EL PAÍS DUI
Jorge Galindo
El equilibrio sólo tiene lugar cuando el Estado se mantiene neutral y no es cuestionado.
Manifestación en Barcelona pidiendo la libertad de Jordi Sánchez y Jordi Cuixart. CRISTÓBAL CASTRO
Nos hemos acostumbrado a que la lucha política sea un conflicto puramente dialéctico. Esto es, en realidad, una fantástica noticia. Significa que una de las premisas básicas para una democracia estable se había cumplido, al menos hasta ahora: que el uso de la fuerza quede fuera del debate porque siempre está del lado del Estado, que es por definición neutral, y además lo abarca todo. Territorialmente, pero también ideológicamente.
Pero, ¿qué pasa cuando alguien quiere salirse de este paraguas, creando un desafío al monopolio de la violencia? Entonces, el Estado deja de ser neutral (no está en su lógica serlo si se le amenaza). La fuerza vuelve a estar en juego. Sin embargo, se produce aquí un desajuste entre la realidad y las expectativas de quienes participan de ella, que en su mayoría siguen esperando que la política se mueva dentro de parámetros dialécticos. La sombra de la fuerza genera incomodidad entre muchos, lo cual supone una oportunidad para otros.
La oportunidad llega para aquellos que, sin estar dispuestos a llegar al límite, sí deciden explotar el rechazo que la mayoría siente con la vuelta de la fuerza a la arena política. Lo hacen afirmando que en un Estado democrático los conflictos “se resuelven con más democracia, no con la coerción”.

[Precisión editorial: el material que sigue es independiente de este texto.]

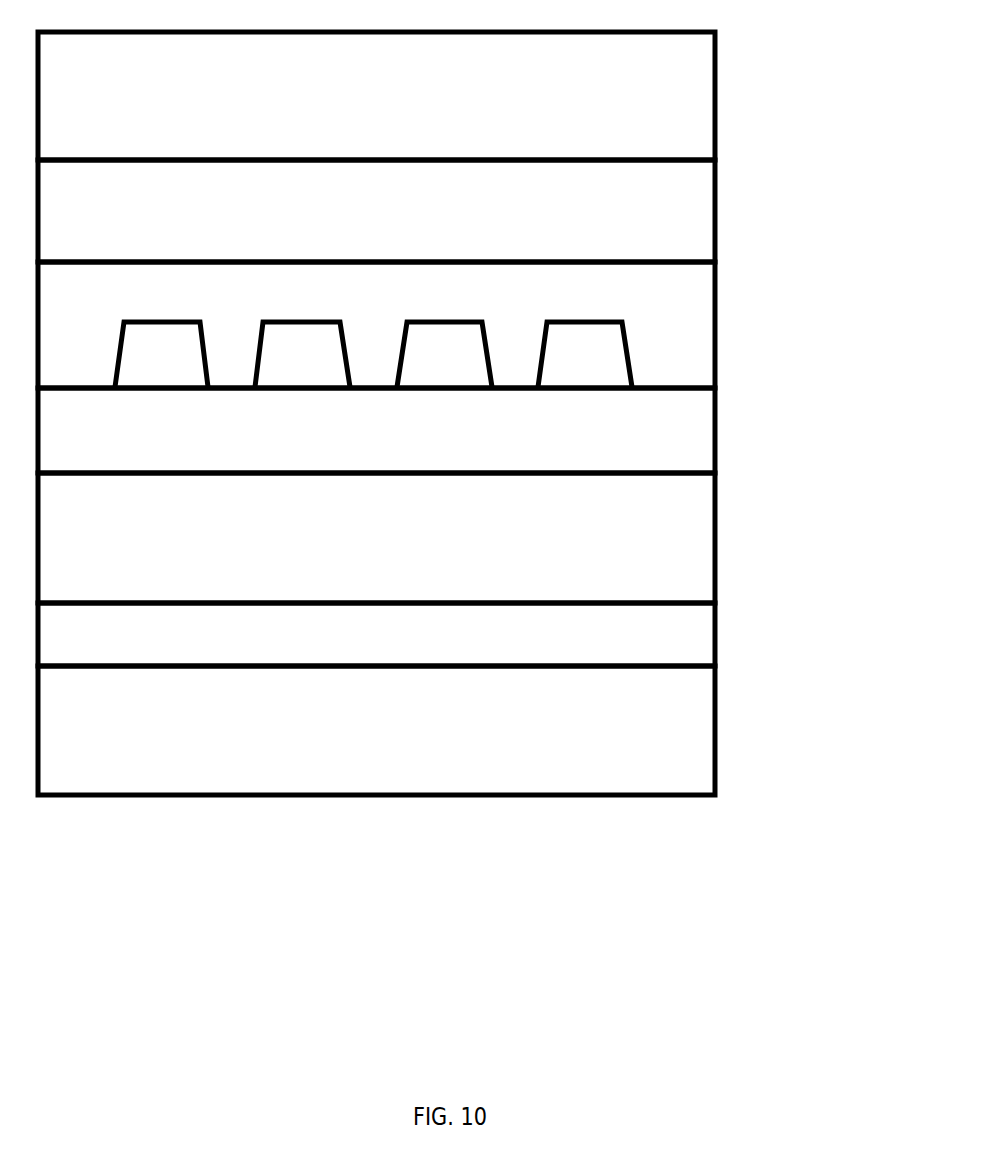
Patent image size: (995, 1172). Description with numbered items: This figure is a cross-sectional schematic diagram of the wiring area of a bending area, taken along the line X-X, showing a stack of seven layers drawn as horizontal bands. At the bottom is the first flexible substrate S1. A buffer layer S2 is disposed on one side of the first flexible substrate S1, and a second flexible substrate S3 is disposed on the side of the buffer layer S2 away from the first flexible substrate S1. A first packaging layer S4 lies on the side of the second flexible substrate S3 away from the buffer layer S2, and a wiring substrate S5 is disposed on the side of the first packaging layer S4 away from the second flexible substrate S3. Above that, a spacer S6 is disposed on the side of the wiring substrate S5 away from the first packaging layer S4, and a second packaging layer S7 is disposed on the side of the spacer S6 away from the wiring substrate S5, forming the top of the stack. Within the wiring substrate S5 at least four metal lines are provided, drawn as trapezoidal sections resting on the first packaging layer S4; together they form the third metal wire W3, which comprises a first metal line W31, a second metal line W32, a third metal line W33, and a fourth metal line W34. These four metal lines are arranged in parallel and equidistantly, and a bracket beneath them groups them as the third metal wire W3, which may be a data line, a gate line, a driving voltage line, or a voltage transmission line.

The first flexible substrate S1 is at (685, 728).
The buffer layer S2 is at (687, 634).
The second flexible substrate S3 is at (687, 562).
The first packaging layer S4 is at (687, 433).
The wiring substrate S5 is at (687, 333).
The spacer S6 is at (675, 205).
The second packaging layer S7 is at (675, 117).
The third metal wire W3 is at (381, 694).
The first metal line W31 is at (157, 391).
The second metal line W32 is at (315, 391).
The third metal line W33 is at (447, 391).
The fourth metal line W34 is at (579, 391).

Pero esta es una falsa elección. El verdadero dilema es que sin la amenaza velada de la fuerza no hay democracia auténtica, pero sin democracia que la embride la fuerza se desboca. ¿Por qué estamos más dispuestos a vivir bajo democracia sin coerción que bajo coerción sin democracia, si ninguna funciona adecuadamente sin la otra? Al final, en la primera situación cualquier grupo lo suficientemente organizado y decidido podría hacer libre uso de la fuerza. Exactamente igual que en la segunda.
Este equilibrio, difícil de conseguir, solo tiene lugar cuando el Estado se mantiene neutral, y no cuestionado. Hasta ahora, hemos podido ignorar el dilema precisamente porque nos encontrábamos dentro de dicho equilibrio. Pero ahora que el Estado está en cuestión, estamos forcejeando en el borde de un precipicio. Y corremos el peligro de despeñarnos.